If the language in which he expresses his doubts is carefully constrained, that is perhaps a reflection of Havel's sense of his own position since his retirement from the Czech presidency at the beginning of this year.
"When you are in politics, you really have to mind your tongue and you cannot put things forward the way you would if you were an independent observer or whatever," he says. "Though I don't believe that I ever really lied to people or withheld things from them. But during all that time, I was looking forward to the end of my mandate, to being able to speak up just the way I had been used to before - in rough words and the words I want to use. But I then realised that this is no longer possible for me because I had to continue to be loyal in a certain way and to use diplomatic language. I realised that being an ex-president is a function of its own and it is unlimited. You are president for a certain time, but you can never stop being an ex-president."
Vaclav Havel was born in Prague in 1936, into a prosperous business establishment. Barred from academic studies under the communist regime, he worked as a lab technician, and then as a stagehand in Prague theatres.
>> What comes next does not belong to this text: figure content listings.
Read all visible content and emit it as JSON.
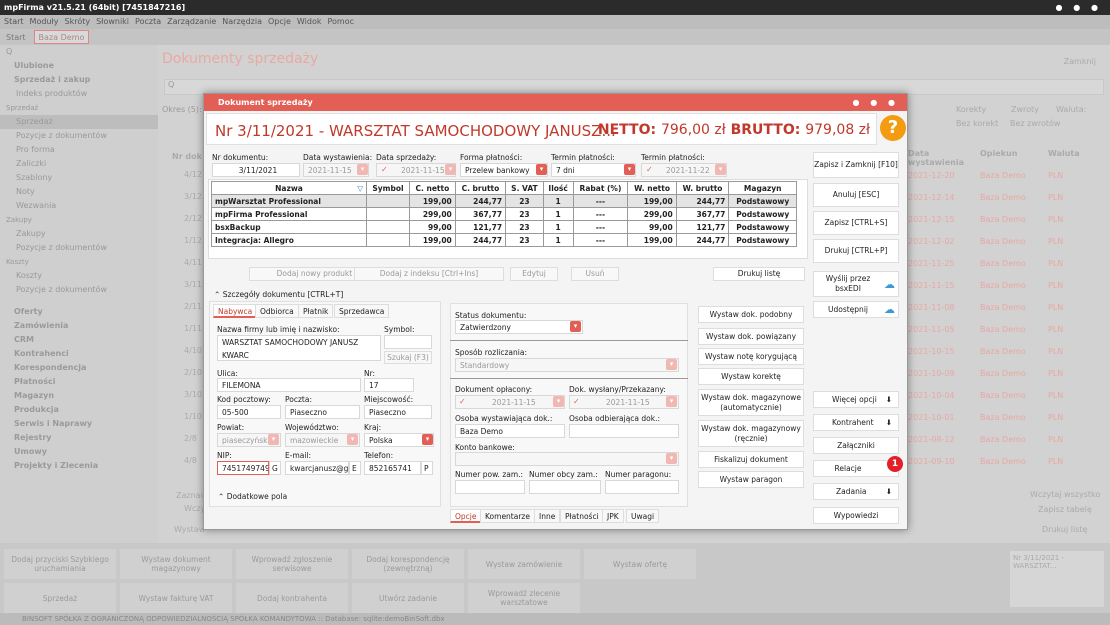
{
  "app": {
    "title": "mpFirma v21.5.21 (64bit) [7451847216]",
    "menu": [
      "Start",
      "Moduły",
      "Skróty",
      "Słowniki",
      "Poczta",
      "Zarządzanie",
      "Narzędzia",
      "Opcje",
      "Widok",
      "Pomoc"
    ],
    "tabs": [
      "Start",
      "Baza Demo"
    ]
  },
  "sidebar": {
    "search": "Q",
    "items": [
      {
        "t": "Ulubione",
        "k": "hd"
      },
      {
        "t": "Sprzedaż i zakup",
        "k": "hd"
      },
      {
        "t": "Indeks produktów",
        "k": "i"
      },
      {
        "t": "Sprzedaż",
        "k": "sm"
      },
      {
        "t": "Sprzedaż",
        "k": "sel"
      },
      {
        "t": "Pozycje z dokumentów",
        "k": "i"
      },
      {
        "t": "Pro forma",
        "k": "i"
      },
      {
        "t": "Zaliczki",
        "k": "i"
      },
      {
        "t": "Szablony",
        "k": "i"
      },
      {
        "t": "Noty",
        "k": "i"
      },
      {
        "t": "Wezwania",
        "k": "i"
      },
      {
        "t": "Zakupy",
        "k": "sm"
      },
      {
        "t": "Zakupy",
        "k": "i"
      },
      {
        "t": "Pozycje z dokumentów",
        "k": "i"
      },
      {
        "t": "Koszty",
        "k": "sm"
      },
      {
        "t": "Koszty",
        "k": "i"
      },
      {
        "t": "Pozycje z dokumentów",
        "k": "i"
      },
      {
        "t": "",
        "k": "sp"
      },
      {
        "t": "Oferty",
        "k": "hd"
      },
      {
        "t": "Zamówienia",
        "k": "hd"
      },
      {
        "t": "CRM",
        "k": "hd"
      },
      {
        "t": "Kontrahenci",
        "k": "hd"
      },
      {
        "t": "Korespondencja",
        "k": "hd"
      },
      {
        "t": "Płatności",
        "k": "hd"
      },
      {
        "t": "Magazyn",
        "k": "hd"
      },
      {
        "t": "Produkcja",
        "k": "hd"
      },
      {
        "t": "Serwis i Naprawy",
        "k": "hd"
      },
      {
        "t": "Rejestry",
        "k": "hd"
      },
      {
        "t": "Umowy",
        "k": "hd"
      },
      {
        "t": "Projekty i Zlecenia",
        "k": "hd"
      }
    ]
  },
  "bg": {
    "title": "Dokumenty sprzedaży",
    "close": "Zamknij",
    "okres": "Okres (5):",
    "korekty": "Korekty",
    "zwroty": "Zwroty",
    "waluta": "Waluta:",
    "bez_korekt": "Bez korekt",
    "bez_zwrotow": "Bez zwrotów",
    "cols": [
      "Data wystawienia",
      "Opiekun",
      "Waluta"
    ],
    "rows": [
      [
        "2021-12-20",
        "Baza Demo",
        "PLN"
      ],
      [
        "2021-12-14",
        "Baza Demo",
        "PLN"
      ],
      [
        "2021-12-15",
        "Baza Demo",
        "PLN"
      ],
      [
        "2021-12-02",
        "Baza Demo",
        "PLN"
      ],
      [
        "2021-11-25",
        "Baza Demo",
        "PLN"
      ],
      [
        "2021-11-15",
        "Baza Demo",
        "PLN"
      ],
      [
        "2021-11-08",
        "Baza Demo",
        "PLN"
      ],
      [
        "2021-11-05",
        "Baza Demo",
        "PLN"
      ],
      [
        "2021-10-15",
        "Baza Demo",
        "PLN"
      ],
      [
        "2021-10-09",
        "Baza Demo",
        "PLN"
      ],
      [
        "2021-10-04",
        "Baza Demo",
        "PLN"
      ],
      [
        "2021-10-01",
        "Baza Demo",
        "PLN"
      ],
      [
        "2021-08-12",
        "Baza Demo",
        "PLN"
      ],
      [
        "2021-09-10",
        "Baza Demo",
        "PLN"
      ]
    ],
    "nr_col": "Nr dok",
    "left_nr": [
      "4/12",
      "3/12",
      "2/12",
      "1/12",
      "4/11",
      "3/11",
      "2/11",
      "1/11",
      "4/10",
      "2/10",
      "3/10",
      "1/10",
      "2/8",
      "4/8"
    ],
    "zaznacz": "Zaznacz",
    "wczyt": "Wczy",
    "wczytaj": "Wczytaj wszystko",
    "zapisz_tabele": "Zapisz tabelę",
    "drukuj_liste": "Drukuj listę",
    "wystaw": "Wystaw"
  },
  "bottom": {
    "buttons": [
      "Dodaj przyciski Szybkiego uruchamiania",
      "Wystaw dokument magazynowy",
      "Wprowadź zgłoszenie serwisowe",
      "Dodaj korespondencję (zewnętrzną)",
      "Wystaw zamówienie",
      "Wystaw ofertę",
      "Sprzedaż",
      "Wystaw fakturę VAT",
      "Dodaj kontrahenta",
      "Utwórz zadanie",
      "Wprowadź zlecenie warsztatowe"
    ],
    "thumb": "Nr 3/11/2021 - WARSZTAT...",
    "status": "BINSOFT SPÓŁKA Z OGRANICZONĄ ODPOWIEDZIALNOŚCIĄ SPÓŁKA KOMANDYTOWA :: Database: sqlite:demoBinSoft.dbx"
  },
  "dialog": {
    "title": "Dokument sprzedaży",
    "header": {
      "title": "Nr 3/11/2021 - WARSZTAT SAMOCHODOWY JANUSZ...",
      "netto_label": "NETTO:",
      "netto": "796,00 zł",
      "brutto_label": "BRUTTO:",
      "brutto": "979,08 zł",
      "help": "?"
    },
    "fields": {
      "nr_label": "Nr dokumentu:",
      "nr": "3/11/2021",
      "data_wyst_label": "Data wystawienia:",
      "data_wyst": "2021-11-15",
      "data_sprz_label": "Data sprzedaży:",
      "data_sprz": "2021-11-15",
      "forma_label": "Forma płatności:",
      "forma": "Przelew bankowy",
      "termin_label": "Termin płatności:",
      "termin": "7 dni",
      "termin2_label": "Termin płatności:",
      "termin2": "2021-11-22"
    },
    "table": {
      "cols": [
        "Nazwa",
        "Symbol",
        "C. netto",
        "C. brutto",
        "S. VAT",
        "Ilość",
        "Rabat (%)",
        "W. netto",
        "W. brutto",
        "Magazyn"
      ],
      "rows": [
        [
          "mpWarsztat Professional",
          "",
          "199,00",
          "244,77",
          "23",
          "1",
          "---",
          "199,00",
          "244,77",
          "Podstawowy"
        ],
        [
          "mpFirma Professional",
          "",
          "299,00",
          "367,77",
          "23",
          "1",
          "---",
          "299,00",
          "367,77",
          "Podstawowy"
        ],
        [
          "bsxBackup",
          "",
          "99,00",
          "121,77",
          "23",
          "1",
          "---",
          "99,00",
          "121,77",
          "Podstawowy"
        ],
        [
          "Integracja: Allegro",
          "",
          "199,00",
          "244,77",
          "23",
          "1",
          "---",
          "199,00",
          "244,77",
          "Podstawowy"
        ]
      ]
    },
    "table_buttons": [
      "Dodaj nowy produkt [Ins]",
      "Dodaj z indeksu [Ctrl+Ins]",
      "Edytuj",
      "Usuń",
      "Drukuj listę"
    ],
    "szczegoly": "Szczegóły dokumentu [CTRL+T]",
    "tabs": [
      "Nabywca",
      "Odbiorca",
      "Płatnik",
      "Sprzedawca"
    ],
    "buyer": {
      "nazwa_label": "Nazwa firmy lub imię i nazwisko:",
      "nazwa": "WARSZTAT SAMOCHODOWY JANUSZ KWARC",
      "symbol_label": "Symbol:",
      "szukaj": "Szukaj (F3)",
      "ulica_label": "Ulica:",
      "ulica": "FILEMONA",
      "nr_label": "Nr:",
      "nr": "17",
      "kod_label": "Kod pocztowy:",
      "kod": "05-500",
      "poczta_label": "Poczta:",
      "poczta": "Piaseczno",
      "miejsc_label": "Miejscowość:",
      "miejsc": "Piaseczno",
      "powiat_label": "Powiat:",
      "powiat": "piaseczyński",
      "woj_label": "Województwo:",
      "woj": "mazowieckie",
      "kraj_label": "Kraj:",
      "kraj": "Polska",
      "nip_label": "NIP:",
      "nip": "7451749749",
      "nip_g": "G",
      "email_label": "E-mail:",
      "email": "kwarcjanusz@gm",
      "email_e": "E",
      "tel_label": "Telefon:",
      "tel": "852165741",
      "tel_p": "P",
      "dodatkowe": "Dodatkowe pola"
    },
    "status": {
      "status_label": "Status dokumentu:",
      "status": "Zatwierdzony",
      "sposob_label": "Sposób rozliczania:",
      "sposob": "Standardowy",
      "oplacony_label": "Dokument opłacony:",
      "oplacony": "2021-11-15",
      "wyslany_label": "Dok. wysłany/Przekazany:",
      "wyslany": "2021-11-15",
      "wyst_label": "Osoba wystawiająca dok.:",
      "wyst": "Baza Demo",
      "odb_label": "Osoba odbierająca dok.:",
      "konto_label": "Konto bankowe:",
      "pow_label": "Numer pow. zam.:",
      "obcy_label": "Numer obcy zam.:",
      "parag_label": "Numer paragonu:"
    },
    "bottom_tabs": [
      "Opcje",
      "Komentarze",
      "Inne",
      "Płatności",
      "JPK",
      "Uwagi"
    ],
    "actions_mid": [
      "Wystaw dok. podobny",
      "Wystaw dok. powiązany",
      "Wystaw notę korygującą",
      "Wystaw korektę",
      "Wystaw dok. magazynowe (automatycznie)",
      "Wystaw dok. magazynowy (ręcznie)",
      "Fiskalizuj dokument",
      "Wystaw paragon"
    ],
    "actions_right": [
      "Zapisz i Zamknij [F10]",
      "Anuluj [ESC]",
      "Zapisz [CTRL+S]",
      "Drukuj [CTRL+P]",
      "Wyślij przez bsxEDI",
      "Udostępnij"
    ],
    "actions_right2": [
      "Więcej opcji",
      "Kontrahent",
      "Załączniki",
      "Relacje",
      "Zadania",
      "Wypowiedzi"
    ],
    "relacje_badge": "1"
  },
  "colors": {
    "accent": "#e35f55",
    "orange": "#f39c12"
  }
}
In the mid-1960s, his absurdist plays came to represent the cultural thaw known as the Prague Spring, but were banned after the Soviet invasion of 1968. While working in a brewery, he became an increasingly prominent dissident and was imprisoned three times for a total of five years. His essay, 'The Power of the Powerless' (1978), described how the totalitarian regime created a powerless, resigned society. Havel became a key figure of the Velvet Revolution, and was elected president of Czechoslovakia in December, 1989, but resigned in 1992, partly in protest at the break-up of the country. He returned in 1993 as the Czech Republic's first president.